RIO – Desde o mês passado, o governo do Camboja retira famílias afetadas pelo vírus HIV e pela Aids de suas casas e as leva para uma comunidade conhecida como Tuol Sambo, nas redondezas da capital do país do Sudeste Asiático, Phnom Penh. Só na semana passada, 20 novas famílias de Borei Keila chegaram à “colônia da Aids”, como moradores chamam o local.

A mudança despertou a indignação de grupos de direitos humanos, que disseram que as condições em Tuol Sambo não têm sequer o padrão de hospedagem de emergência, e que o isolamento dessas pessoas serviria para estigmatizar ainda mais os afetados pelo HIV.

– Ao aglomerar pessoas com o vírus em alojamentos de segunda-classe, longe de unidades médicas, serviços de suporte e empregos, o governo criou, de fato, uma colônia da Aids – disse à CNN Shiba Phurailatpam, da organização Pessoas Vivendo com HIV.

O grupo Human Rights Watch enviou, na segunda-feira, ao primeiro-ministro cambojano, Samdech Hun Sen, e ao ministro da Saúde, Mam Bunheng, um carta assinada por mais de 100 organizações globais que lutam pela justiça social e por questões relativas ao HIV.

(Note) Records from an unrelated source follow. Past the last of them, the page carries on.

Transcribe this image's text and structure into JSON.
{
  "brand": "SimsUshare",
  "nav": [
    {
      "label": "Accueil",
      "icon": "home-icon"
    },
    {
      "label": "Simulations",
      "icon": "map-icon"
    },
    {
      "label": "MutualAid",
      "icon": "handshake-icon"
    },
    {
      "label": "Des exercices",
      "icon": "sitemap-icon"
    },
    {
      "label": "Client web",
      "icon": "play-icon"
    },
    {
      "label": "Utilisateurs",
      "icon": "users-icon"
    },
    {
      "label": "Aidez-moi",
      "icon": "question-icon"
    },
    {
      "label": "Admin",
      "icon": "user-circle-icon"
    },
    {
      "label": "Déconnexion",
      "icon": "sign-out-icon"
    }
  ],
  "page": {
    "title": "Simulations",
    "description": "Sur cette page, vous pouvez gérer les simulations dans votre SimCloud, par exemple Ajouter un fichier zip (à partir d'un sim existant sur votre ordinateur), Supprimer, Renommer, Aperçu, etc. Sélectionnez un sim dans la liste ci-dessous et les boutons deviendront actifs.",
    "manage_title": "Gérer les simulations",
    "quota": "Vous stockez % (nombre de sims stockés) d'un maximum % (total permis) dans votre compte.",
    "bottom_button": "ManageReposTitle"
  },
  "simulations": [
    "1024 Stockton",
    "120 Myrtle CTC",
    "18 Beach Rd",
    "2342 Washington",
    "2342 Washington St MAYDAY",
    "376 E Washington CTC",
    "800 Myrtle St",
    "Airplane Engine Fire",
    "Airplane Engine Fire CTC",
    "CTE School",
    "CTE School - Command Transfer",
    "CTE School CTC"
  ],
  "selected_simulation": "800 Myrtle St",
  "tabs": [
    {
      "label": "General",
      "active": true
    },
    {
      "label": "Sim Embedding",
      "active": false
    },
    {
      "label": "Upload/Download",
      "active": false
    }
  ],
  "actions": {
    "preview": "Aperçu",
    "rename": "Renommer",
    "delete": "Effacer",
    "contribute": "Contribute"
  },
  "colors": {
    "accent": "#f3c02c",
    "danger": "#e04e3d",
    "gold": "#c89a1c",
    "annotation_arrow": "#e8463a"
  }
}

“Nós estamos profundamente perturbados com a atitude das autoridades do Camboja de criar essa colônia da Aids em Tuol Sambo”, diz a carta. “Tuol Sambo é longe de empregos, instalações médicas e serviços de suporte que estão disponíveis para os moradores de Borei Keila”, acrescentou o documento.

De acordo com a carta, famílias afetadas pelo vírus estão sendo removidas para casas que não são seguras, onde não há água potável. Ao mesmo tempo, perto da colônia, organizações sem fins lucrativos estão ajudando na construção de casas de tijolos para outras famílias sem teto, e sem HIV.

O documento não deixa de citar o reconhecimento internacional recebido pelo governo cambojano no que se refere ao tratamento e ao apoio a portadores do HIV, mas chama o deslocamento para Tuol Sambo de “discriminatório” e “ameaçador à vida” das pessoas cujos sistemas imunológicos estão comprometidos.

Segundo ativistas de direitos humanos, o despejo das famílias foi feito apesar dos repetidos apelos ao governo, inclusive das Nações Unidas.

Relatórios reunidos pela ONU mostram que a presença do HIV está diminuindo no país asiático. Em 2008, cerca de 67.200 adultos e 3.800 crianças conviviam com o vírus. No entanto, a possibilidade de uma epidemia ainda existe, segundo a Unaids.

A maioria das pessoas realocadas pelo governo cambojano trabalhava como diarista, motorista de moto-táxi, costureira e arrumadeira, informou o grupo de direitos humanos. Segundo os ativistas, as famílias deslocadas têm pouca perspectiva de conseguir um emprego em Tuol Sambo.

Autoridades do governo disseram ao “The Phnom Penh Post” estar cientes dos problemas na colônia e que medidas estão sendo tomadas para melhorar as condições no local.

– Estamos tentando encontrar água limpa para eles – contou um funcionário do governo de Phnom Penh. – Eles não vão mais enfrentar dificuldades em ter remédios, porque nós cedemos uma casa onde o hospital Centro da Esperança possa funcionar, o que melhoraria a saúde dos moradores da vila – concluiu.

A missão do Centro da Esperança é providenciar atendimento médico gratuito para os pobres. Mas Gerlinda Lucas, diretora do gerenciamento de fundos, disse ao “Post” que o hospital não tem intenção de abrir uma clínica permanente em Tuol Sambo, apesar de continuar com o sistema móvel de serviço clínico já existente.

Algumas famílias remanejadas se sentiram aliviadas de deixar uma vizinhança onde proprietários de terra se recusavam a alugar o espaço para elas. Mas os cambojanos estão preocupados com a segurança na nova colônia, depois que ladrões perfuraram as paredes de metal da casa de um dos moradores.

– Não me sinto seguro aqui porque nossas casas não são fortes – contou Chheang Toma ao “Post”.